Friday 11 November 2011

Jean Borella

“Having set out in search of the secret of Charity, one day I ‘encountered’ Trinitarian theology… I went back to ancient doctrines like a delighted child going from discovery to discovery, from treasure to treasure, from marvel to marvel…. Drinking in the freshness of the ages, I felt my Christian soul revive. Henceforth it was impossible to repudiate the source of our faith, impossible not to offer it to drink.” (Jean Borella, The Secret of the Christian Way, p. 3.)
An important reference-point for today's revival of metaphysical Christianity is the work of Jean Borella, a Catholic Traditionalist who has in recent years distanced himself from Frithjof Schuon, having concluded that both Schuon and Guénon had failed to understand some crucial elements of the Christian tradition (as
crucial, indeed, as the sacraments and the Trinity). His book The Sense of the Supernatural, building on the analysis of de Lubac, is an attempt to wrestle with the question of what went wrong in the Church that led to the modern loss of the sense of the sacred, and to formulate a valid ontology and epistemology that will be acceptable within present-day Catholicism. He recognized the “new evangelization” initiated by John Paul II as “a project of vast proportions”, undermining the tension with the Catholic Traditionalists. “By calling them to the task of recovery in which he has been involved, he is showing that henceforth it is not absurd to carry on this struggle from within the Church”.

Borella is particularly concerned, in the last part of his book, with the concept of “deification” and its implications.
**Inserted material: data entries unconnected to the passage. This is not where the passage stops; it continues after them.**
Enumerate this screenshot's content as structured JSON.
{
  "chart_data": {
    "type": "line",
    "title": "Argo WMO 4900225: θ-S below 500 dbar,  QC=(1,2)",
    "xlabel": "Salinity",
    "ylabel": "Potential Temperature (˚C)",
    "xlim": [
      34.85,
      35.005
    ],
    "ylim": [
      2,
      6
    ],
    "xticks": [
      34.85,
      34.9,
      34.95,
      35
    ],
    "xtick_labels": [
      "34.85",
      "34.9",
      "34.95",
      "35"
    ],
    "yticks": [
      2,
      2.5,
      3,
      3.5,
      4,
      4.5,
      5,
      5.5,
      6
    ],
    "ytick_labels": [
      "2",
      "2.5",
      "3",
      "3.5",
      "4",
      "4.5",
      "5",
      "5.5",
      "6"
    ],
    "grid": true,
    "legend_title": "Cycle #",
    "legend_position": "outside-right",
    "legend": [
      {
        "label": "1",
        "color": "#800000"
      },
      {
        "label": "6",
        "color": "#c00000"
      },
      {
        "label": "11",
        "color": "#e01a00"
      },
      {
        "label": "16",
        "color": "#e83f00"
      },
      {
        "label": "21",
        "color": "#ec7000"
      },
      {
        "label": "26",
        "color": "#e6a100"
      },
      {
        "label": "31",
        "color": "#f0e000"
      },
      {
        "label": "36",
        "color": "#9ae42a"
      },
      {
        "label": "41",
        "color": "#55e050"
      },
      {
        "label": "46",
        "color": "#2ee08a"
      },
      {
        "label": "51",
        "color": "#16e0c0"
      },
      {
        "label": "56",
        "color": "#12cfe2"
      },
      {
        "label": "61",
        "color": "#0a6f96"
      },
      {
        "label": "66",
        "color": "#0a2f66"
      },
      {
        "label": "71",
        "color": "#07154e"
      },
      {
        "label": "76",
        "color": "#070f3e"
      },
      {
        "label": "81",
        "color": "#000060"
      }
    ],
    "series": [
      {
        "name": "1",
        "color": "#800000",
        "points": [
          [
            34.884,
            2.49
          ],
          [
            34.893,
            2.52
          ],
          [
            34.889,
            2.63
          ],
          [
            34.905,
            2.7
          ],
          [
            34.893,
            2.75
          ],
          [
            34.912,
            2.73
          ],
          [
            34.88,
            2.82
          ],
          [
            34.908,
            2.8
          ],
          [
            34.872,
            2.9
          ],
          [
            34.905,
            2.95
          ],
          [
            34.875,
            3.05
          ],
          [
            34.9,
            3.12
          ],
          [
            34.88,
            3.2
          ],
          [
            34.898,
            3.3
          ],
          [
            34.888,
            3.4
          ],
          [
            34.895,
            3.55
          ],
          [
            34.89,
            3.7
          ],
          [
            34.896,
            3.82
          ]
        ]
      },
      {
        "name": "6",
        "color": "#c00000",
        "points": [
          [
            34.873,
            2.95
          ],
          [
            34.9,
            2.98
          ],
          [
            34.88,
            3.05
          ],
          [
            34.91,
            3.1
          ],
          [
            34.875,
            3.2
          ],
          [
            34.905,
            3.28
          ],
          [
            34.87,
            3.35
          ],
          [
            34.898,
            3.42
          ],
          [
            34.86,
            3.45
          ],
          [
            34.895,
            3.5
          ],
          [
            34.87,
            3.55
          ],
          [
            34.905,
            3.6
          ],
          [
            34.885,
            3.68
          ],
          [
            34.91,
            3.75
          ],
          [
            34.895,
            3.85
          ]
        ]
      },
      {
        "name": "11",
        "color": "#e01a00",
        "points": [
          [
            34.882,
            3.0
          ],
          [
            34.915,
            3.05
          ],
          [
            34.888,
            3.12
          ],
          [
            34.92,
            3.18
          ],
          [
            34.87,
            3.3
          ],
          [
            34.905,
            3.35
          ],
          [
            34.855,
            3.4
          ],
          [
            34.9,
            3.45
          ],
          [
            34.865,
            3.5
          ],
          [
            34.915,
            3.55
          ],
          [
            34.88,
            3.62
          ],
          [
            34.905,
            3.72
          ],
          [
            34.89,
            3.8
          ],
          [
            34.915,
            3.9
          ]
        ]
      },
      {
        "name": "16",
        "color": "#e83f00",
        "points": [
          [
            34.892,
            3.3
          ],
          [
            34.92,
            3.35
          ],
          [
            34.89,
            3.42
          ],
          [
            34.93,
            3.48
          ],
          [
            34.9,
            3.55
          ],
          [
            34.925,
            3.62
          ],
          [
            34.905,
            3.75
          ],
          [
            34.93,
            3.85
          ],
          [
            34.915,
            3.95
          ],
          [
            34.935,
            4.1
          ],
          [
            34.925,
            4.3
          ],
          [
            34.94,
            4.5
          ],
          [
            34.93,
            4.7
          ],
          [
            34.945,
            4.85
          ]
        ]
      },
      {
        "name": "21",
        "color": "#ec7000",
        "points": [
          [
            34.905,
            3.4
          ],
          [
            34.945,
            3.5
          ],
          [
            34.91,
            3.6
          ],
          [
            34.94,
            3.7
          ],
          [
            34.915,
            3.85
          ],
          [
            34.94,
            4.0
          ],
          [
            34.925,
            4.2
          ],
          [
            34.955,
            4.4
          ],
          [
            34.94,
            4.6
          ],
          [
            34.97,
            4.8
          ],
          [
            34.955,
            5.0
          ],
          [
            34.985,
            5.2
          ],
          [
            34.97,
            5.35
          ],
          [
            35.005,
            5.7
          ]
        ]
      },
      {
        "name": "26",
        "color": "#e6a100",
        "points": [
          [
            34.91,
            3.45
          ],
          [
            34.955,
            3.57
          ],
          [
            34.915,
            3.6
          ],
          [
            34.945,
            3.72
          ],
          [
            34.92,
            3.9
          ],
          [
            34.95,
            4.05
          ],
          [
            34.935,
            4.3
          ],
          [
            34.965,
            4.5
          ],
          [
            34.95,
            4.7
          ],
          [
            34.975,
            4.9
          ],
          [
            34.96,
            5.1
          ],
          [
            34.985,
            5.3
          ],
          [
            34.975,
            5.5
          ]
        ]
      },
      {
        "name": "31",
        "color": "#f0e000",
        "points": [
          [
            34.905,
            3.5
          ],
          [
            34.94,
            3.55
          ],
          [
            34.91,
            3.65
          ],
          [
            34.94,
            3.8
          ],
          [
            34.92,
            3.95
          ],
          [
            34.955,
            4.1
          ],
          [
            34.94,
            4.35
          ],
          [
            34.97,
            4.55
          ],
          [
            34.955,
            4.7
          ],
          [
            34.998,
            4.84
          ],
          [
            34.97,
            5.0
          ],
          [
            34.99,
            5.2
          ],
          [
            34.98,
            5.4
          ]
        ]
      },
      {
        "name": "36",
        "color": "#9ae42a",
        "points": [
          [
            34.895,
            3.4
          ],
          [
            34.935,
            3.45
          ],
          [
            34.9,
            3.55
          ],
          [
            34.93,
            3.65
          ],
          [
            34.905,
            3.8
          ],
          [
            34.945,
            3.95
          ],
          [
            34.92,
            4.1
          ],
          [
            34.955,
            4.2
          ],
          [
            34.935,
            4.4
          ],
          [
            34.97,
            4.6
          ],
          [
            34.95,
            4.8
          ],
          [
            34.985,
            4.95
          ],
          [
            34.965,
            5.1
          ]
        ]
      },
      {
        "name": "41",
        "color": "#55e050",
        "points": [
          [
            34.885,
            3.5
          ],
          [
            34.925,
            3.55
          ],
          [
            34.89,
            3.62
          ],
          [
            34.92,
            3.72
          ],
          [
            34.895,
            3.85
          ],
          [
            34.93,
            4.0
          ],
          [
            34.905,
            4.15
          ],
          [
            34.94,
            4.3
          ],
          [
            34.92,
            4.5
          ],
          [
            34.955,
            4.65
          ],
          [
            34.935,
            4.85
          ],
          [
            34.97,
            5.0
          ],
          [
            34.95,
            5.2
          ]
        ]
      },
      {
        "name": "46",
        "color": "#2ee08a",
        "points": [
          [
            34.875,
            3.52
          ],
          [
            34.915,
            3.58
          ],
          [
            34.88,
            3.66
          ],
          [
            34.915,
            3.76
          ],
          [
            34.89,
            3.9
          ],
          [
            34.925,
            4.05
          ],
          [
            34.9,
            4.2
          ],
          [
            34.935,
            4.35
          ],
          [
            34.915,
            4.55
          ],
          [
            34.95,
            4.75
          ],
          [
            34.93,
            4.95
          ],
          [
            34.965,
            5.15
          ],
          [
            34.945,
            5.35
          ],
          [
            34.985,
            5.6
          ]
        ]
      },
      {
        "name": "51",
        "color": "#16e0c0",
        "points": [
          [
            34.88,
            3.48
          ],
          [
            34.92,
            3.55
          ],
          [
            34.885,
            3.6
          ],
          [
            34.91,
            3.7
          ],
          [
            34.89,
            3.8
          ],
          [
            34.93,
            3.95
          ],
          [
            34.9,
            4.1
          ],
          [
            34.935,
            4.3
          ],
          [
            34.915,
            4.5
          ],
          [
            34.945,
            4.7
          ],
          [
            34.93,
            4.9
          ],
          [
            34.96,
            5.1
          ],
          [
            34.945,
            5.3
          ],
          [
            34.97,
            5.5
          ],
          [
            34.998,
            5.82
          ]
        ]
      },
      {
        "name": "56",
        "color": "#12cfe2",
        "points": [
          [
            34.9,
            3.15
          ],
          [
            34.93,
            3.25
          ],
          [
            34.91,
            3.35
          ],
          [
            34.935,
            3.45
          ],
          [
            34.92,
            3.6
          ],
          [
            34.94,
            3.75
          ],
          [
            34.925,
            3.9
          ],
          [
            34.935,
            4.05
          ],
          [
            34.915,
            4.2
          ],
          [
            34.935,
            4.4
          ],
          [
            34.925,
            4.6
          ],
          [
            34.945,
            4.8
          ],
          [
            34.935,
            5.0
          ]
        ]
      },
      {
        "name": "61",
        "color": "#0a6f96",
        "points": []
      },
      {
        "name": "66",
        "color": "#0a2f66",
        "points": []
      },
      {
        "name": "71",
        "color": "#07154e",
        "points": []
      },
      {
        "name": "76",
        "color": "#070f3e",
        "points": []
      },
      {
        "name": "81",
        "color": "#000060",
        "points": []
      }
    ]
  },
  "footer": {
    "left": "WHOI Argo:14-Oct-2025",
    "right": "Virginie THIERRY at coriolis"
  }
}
He argues that the loss of the sense of the sacred and the supernatural in the modern world (and among the Modernists in the Church) is linked, as de Lubac showed in the 1940s, with the loss of a sense of human transcendence – the possibility of “transformation into God” as taught by Scripture, the Church Fathers, and the great mystics. Once again, he insists on the tripartite nature of the human being, with the spirit or “soul of the soul” as the actual place of our union with God. It is in the heart and centre of the soul that “the divine Essence unites with created being and becomes the very act of its intellect”; in other words, where the knowledge and will of the creature become one, in perfect receptivity to the actus purus which is God. Borella adds:
“Does all this involve the literal identification of the creature’s substantial being with God? Certainly not. The created being as such remains a created being, and never ‘becomes’ the Creator.... Far from effacing the creature, deification alone makes it possible for it to exist in its integral truth. If deification were equivalent to a negation of the creature, it would be a sheer contradiction, since to negate the creature is to negate the creative Will of God and therefore God himself. Deification is, to the contrary, the only possible affirmation of the creature.”
It is, in fact, the completion of that process which the Christian tradition calls “creation”. The final paragraph of Jean Borella’s book is full of significance for us:
“The grace of the active assumption of finiteness is conferred on us by the Passion of Christ’s dying on the Cross. ‘Abandoned’ of God, he renounces the ‘God’ of his natural will and goes, with a single loving rush, right to the end, right to the exhaustion of created being. In him the human will, espousing in a mortal and crucifying union the creative Will of divine Love, accepts being only what it is; it wills its own ontological finiteness, it accomplishes the infinite Will of the Father.”